![]() |
| Sumber: Kashmir Observer |
Minggu (3/3) malam, Al Jazeera Arabic menyiarkan tayangan dokumenter yang menampilkan temuan baru. Yang menampilkan dugaan bahwa mayat jurnalis asal Arab Saudi, Jamal Khashoggi, dibakar di sebuah oven besar di rumah konsulat jenderal (Konjen) Arab Saudi di Istanbul.
Temuan ini muncul setelah adanya tas yang diyakini membungkus potongan mayat itu dibawa ke rumah Konjen usai kolumnis The Washington Post itu dibunuh di dalam kantor konsulat ratusan meter jauhnya. Otoritas Turki pun langsung menyelidiki bekas pembakaran oven perapian luar ruang itu.
Dilansir dari Al Jazeera, tukang yang membangun oven perapian itu mengatakan benda itu dibangun sesuai spesifikasi yang diinginkan konsul negara Islam itu. Oven perapian itu dalam dan tahan suhu panas lebih dari 1.000 derajat Celsius. Suhu setinggi itu bahkan bisa sampai melelehkan logam.
Tas pembungkusnya juga turut 'dimasak' di dalam oven itu agar kremasi jurnalis ternama itu tak terungkap. Bahkan tim penyelidik Turki juga menemukan jejak darah Khashoggi di dinding kantor konsulat setelah menghapus cat yang menutupinya.

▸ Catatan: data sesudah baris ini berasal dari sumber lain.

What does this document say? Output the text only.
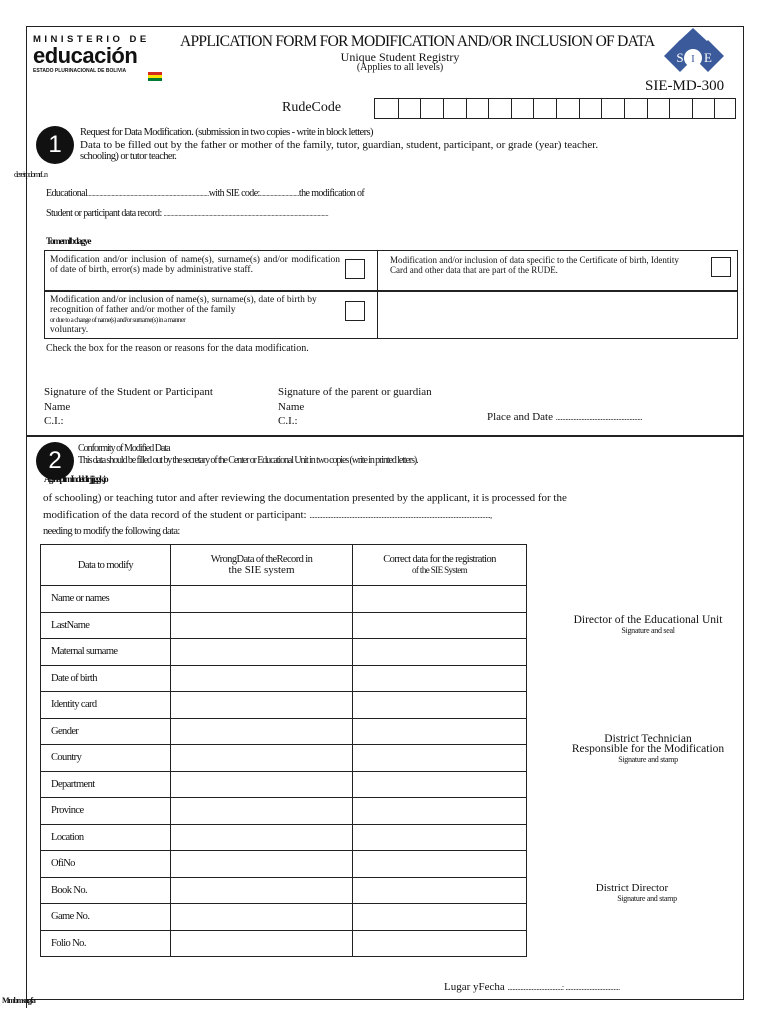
MINISTERIO DE
educación
ESTADO PLURINACIONAL DE BOLIVIA
APPLICATION FORM FOR MODIFICATION AND/OR INCLUSION OF DATA
Unique Student Registry
(Applies to all levels)
S I E
SIE-MD-300
RudeCode
1	Request for Data Modification. (submission in two copies - write in block letters)
Data to be filled out by the father or mother of the family, tutor, guardian, student, participant, or grade (year) teacher.
schooling) or tutor teacher.
dereirpdomrLn
Educational..........................................................................................with SIE code:.............................the modification of
Student or participant data record: ..........................................................................................................................
Tomemlbdagye
Modification and/or inclusion of name(s), surname(s) and/or modification of date of birth, error(s) made by administrative staff.
Modification and/or inclusion of data specific to the Certificate of birth, Identity Card and other data that are part of the RUDE.
Modification and/or inclusion of name(s), surname(s), date of birth by recognition of father and/or mother of the family
or due to a change of name(s) and/or surname(s) in a manner
voluntary.
Check the box for the reason or reasons for the data modification.
Signature of the Student or Participant
Name
C.I.:
Signature of the parent or guardian
Name
C.I.:	Place and Date ......................................................
2	Conformity of Modified Data
This data should be filled out by the secretary of the Center or Educational Unit in two copies (write in printed letters).
AgfhapilmIndeldirjjjggkjo
of schooling) or teaching tutor and after reviewing the documentation presented by the applicant, it is processed for the
modification of the data record of the student or participant: .................................................................................................................,
needing to modify the following data:
Data to modify	WrongData of theRecord in
the SIE system	Correct data for the registration
of the SIE System
Name or names		
LastName		
Maternal surname		
Date of birth		
Identity card		
Gender		
Country		
Department		
Province		
Location		
OfiNo		
Book No.		
Game No.		
Folio No.		
Director of the Educational Unit
Signature and seal
District Technician
Responsible for the Modification
Signature and stamp
District Director
Signature and stamp
Lugar yFecha ..................................: ..................................
Mmbmsn.gfa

Tayangan dokumenter itu dibuat berdasarkan wawancara dengan sejumlah otoritas keamanan, politisi, dan sejumlah warga Turki yang mengenal mantan pemimpin redaksi Al Arab News Channel ini.
Dalam video dokumenter itu, Kepala Intelijen Turki, Hakan Fidan, menjadi pejabat pertama yang menghubungi negara yang beribu kota di Riyadh. Lewat panggilan telepon, ia mendesak Putra Mahkota Mohammed bin Salman segera mengungkap keberadaan Khashoggi.
Percakapan itu kemudian terputus saat Putra Raja Salman itu menolak desakan itu dan menutup telepon karena 'ancaman' itu tak dapat diterimanya.
Peristiwa tragis ini bermula saat jurnalis yang kerap mengkritik putra mahkota muda itu datang ke kantor konsulat di Istanbul untuk mengurus dokumen pernikahan.
Pihak Arab Saudi awalnya bersikeras calon suami Hatice Cengiz itu telah meninggalkan kantor konsulat hidup-hidup. Namun, mereka mengubah pernyataannya dengan mengakui jurnalis itu tewas dalam sebuah operasi yang dilakukan oleh 'kelompok penjahat'.
Sebaliknya, diketahui CIA melaporkan kalau Mohammed bin Salman diduga telah memerintahkan pembunuhan itu, tetapi disangkal oleh negara penghasil minyak itu. Investigasi internasional pun telah dimulai pada akhir Januari 2019 lalu dan hasil resminya akan diumumkan pada bulan Juni mendatang.